## Polymake & OpenMP

General discussion on polymake goes here.

Moderator: Moderators

nkriha
Posts: 5
Joined: 26 Nov 2011, 21:59

### Polymake & OpenMP

I've been working on getting OpenMP to work inside polymake with mixed results. So far there are two major issues with OpenMP and polymake.
The first problem looks to me like a bug in the openmp implementation of gcc. If polymake is compiled with CFLAGS=-fopenmp CXXFLAGS=-fopenmp LDFLAGS=-fopenmp to enable OpenMP something simple as

Code: Select all

#pragma omp parallel for for(unsigned long int i = 0; i < 1000000000; ++i){ d = sqrt((double)i); } 
pasted into some function (for example lp_projection in the polytope app) indeed uses multiple threads when executed. The problem is that the load of each core stays below 80% and the runtime increases to seriel_runtime*number_of_threads. I tried to build a simple test case to simulate what it going on in polymake with a perl script that calls a function inside a shared library that uses openmp but I wasn't able to reproduce the problem. I suppose the procedure isn't that simple in polymake.
I have only tested this with gcc version 4.6.1 so far. I considered giving icc a shot but failed already at the ./configure stage of building polymake with it so I gave up on it. I figured out that I don't have that problem if I use polymake as a callable library so for me this isn't that much of an issue right now.
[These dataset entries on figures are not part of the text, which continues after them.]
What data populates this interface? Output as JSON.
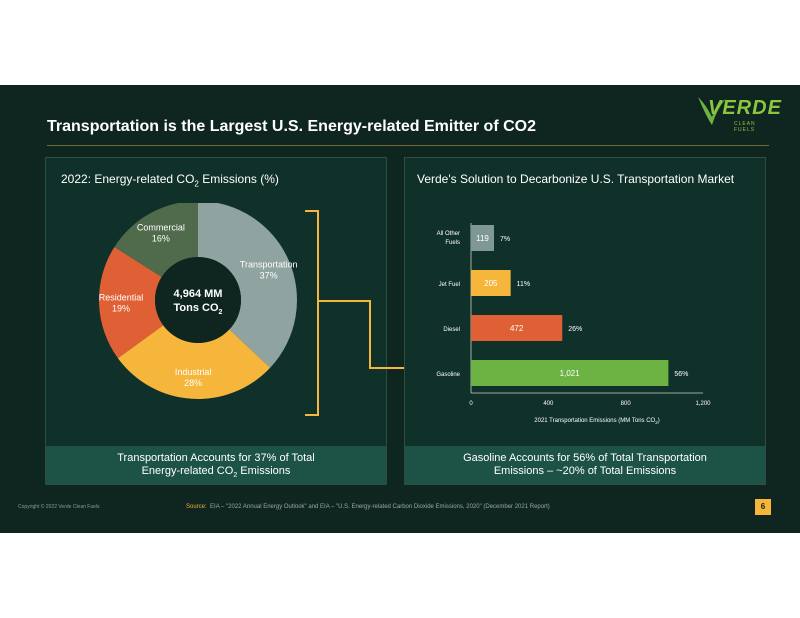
{
  "slide": {
    "title": "Transportation is the Largest U.S. Energy-related Emitter of CO2",
    "logo": {
      "name": "VERDE",
      "sub": "CLEAN FUELS"
    },
    "footer_copyright": "Copyright © 2022 Verde Clean Fuels",
    "source_label": "Source:",
    "source_text": "EIA – \"2022 Annual Energy Outlook\" and EIA – \"U.S. Energy-related Carbon Dioxide Emissions, 2020\" (December 2021 Report)",
    "page_number": "6"
  },
  "left_panel": {
    "heading_pre": "2022: Energy-related CO",
    "heading_sub": "2",
    "heading_post": " Emissions (%)",
    "caption_line1": "Transportation Accounts for 37% of Total",
    "caption_line2_pre": "Energy-related CO",
    "caption_line2_sub": "2",
    "caption_line2_post": " Emissions"
  },
  "right_panel": {
    "heading": "Verde's Solution to Decarbonize U.S. Transportation Market",
    "caption_line1": "Gasoline Accounts for 56% of Total Transportation",
    "caption_line2": "Emissions – ~20% of Total Emissions"
  },
  "colors": {
    "transportation": "#8fa3a0",
    "industrial": "#f5b63b",
    "residential": "#e06036",
    "commercial": "#4f6b4c",
    "gasoline": "#6cb344",
    "diesel": "#e06036",
    "jet_fuel": "#f5b63b",
    "other": "#7f9893",
    "bracket": "#f5b63b"
  },
  "chart_data": [
    {
      "type": "pie",
      "title": "2022: Energy-related CO2 Emissions (%)",
      "center_label_line1": "4,964 MM",
      "center_label_line2": "Tons CO",
      "center_label_sub": "2",
      "slices": [
        {
          "name": "Transportation",
          "value": 37,
          "label": "37%"
        },
        {
          "name": "Industrial",
          "value": 28,
          "label": "28%"
        },
        {
          "name": "Residential",
          "value": 19,
          "label": "19%"
        },
        {
          "name": "Commercial",
          "value": 16,
          "label": "16%"
        }
      ]
    },
    {
      "type": "bar",
      "orientation": "horizontal",
      "categories": [
        "All Other Fuels",
        "Jet Fuel",
        "Diesel",
        "Gasoline"
      ],
      "category_lines": [
        [
          "All Other",
          "Fuels"
        ],
        [
          "Jet Fuel"
        ],
        [
          "Diesel"
        ],
        [
          "Gasoline"
        ]
      ],
      "values": [
        119,
        205,
        472,
        1021
      ],
      "value_labels": [
        "119",
        "205",
        "472",
        "1,021"
      ],
      "share_labels": [
        "7%",
        "11%",
        "26%",
        "56%"
      ],
      "xlabel_pre": "2021 Transportation Emissions (MM Tons CO",
      "xlabel_sub": "2",
      "xlabel_post": ")",
      "xlim": [
        0,
        1200
      ],
      "xticks": [
        0,
        400,
        800,
        1200
      ],
      "xtick_labels": [
        "0",
        "400",
        "800",
        "1,200"
      ],
      "grid": false
    }
  ]
}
The other issue are the smart objects used in polymake. As far as I understand it almost every access to those shared objects can trigger a change to the alias set, even read only access. This creates problems if multiple threads require access to one of those objects because most likely it will leave the aliasset in an inconsistent state after a parallel section. I didn't see an obvious way to get a 'dumb' reference to the data encapsulated in a smart objects when poking around in polymakes internals so I created very crued wrappers for the Vector and Matrix classes. They just forward access to the memory location of the shared object data. It's an ugly hack and I wouldn't be surprised if it breaks things in other places because my understanding of the polymake internals is very limited, but it seems to work. At least for the specific case where I tested it. Obviously things will fall apart if the memory allocated by the sharedobject/array gets relocated.

I've attached the wrapper and a version of the lp_projection function that uses openmp. It gives a reasonable parallel speedup, if used via the callable library mechanism.
Attachments
polymakemp.zip
'dumb' Matrix & Vector wrapper and parallel lp_projection

gawrilow
Main Author
Posts: 307
Joined: 25 Dec 2010, 17:40

### Re: Polymake & OpenMP

Actually, alias handlers are not active in read-only access mode, they are only used for tracking of mutable aliases like matrix minors. What indeed may change anytime are the reference counters of the data instances. Surely we can modify them with atomic operations, but it would incur quite some overhead, I'm afraid. Generally, I would refrain from making the basic objects of the template library like matrices or sets thread-safe. This kind of fine-grained parallelization wouldn't bring much, but will inevitably lead to yet more errors than we have now and some performance degradation in average.

Another thing to be considered in a MT-setup is memory allocation. All container classes in the polymake template library make extensive use of the old good pool allocator inherited from the early days of gcc. It is a singleton, thus using it from several threads in parallel, although possible and safely implemented, leads to a dramatic loss in performance as soon as you start some calculations with Rationals. Surely we could consider migration to another allocator, using thread-local storage, but again we'll have to pay a price for it: either every object will have to contain a private reference to the allocator object, which would unnecessarily blow the size of nested containers like Array<Set> and such, or we'll have to retrieve a thread-local key for each and every allocation of a little bit of memory like an element of a Set. For Rational and Integer numbers the first approach is at all infeasible, because GMP requires a static allocation function.

Finally, the thread model of the perl interpreter is completely unsuitable to polymake needs. Thus all function calls from C++ code back into the perl world, like give() or take(), have to be synchronized. Again, if done on a general basis, it would incur unnecessary costs.

I think, first of all we have to discuss the most probable and promising use cases of parallelization, and then carefully introduce the necessary support for it step by step. Probably it would be an interesting topic in the agenda of the upcoming workshop in March.

joswig
Main Author
Posts: 203
Joined: 24 Dec 2010, 11:10
Contact:

### Re: Polymake & OpenMP

I think, first of all we have to discuss the most probable and promising use cases of parallelization, and then carefully introduce the necessary support for it step by step. Probably it would be an interesting topic in the agenda of the upcoming workshop in March.
I am quite sure that starting with lp_projection as suggested above is perfect; and the preliminary results shown indicate that parallelization of this kind actually pays.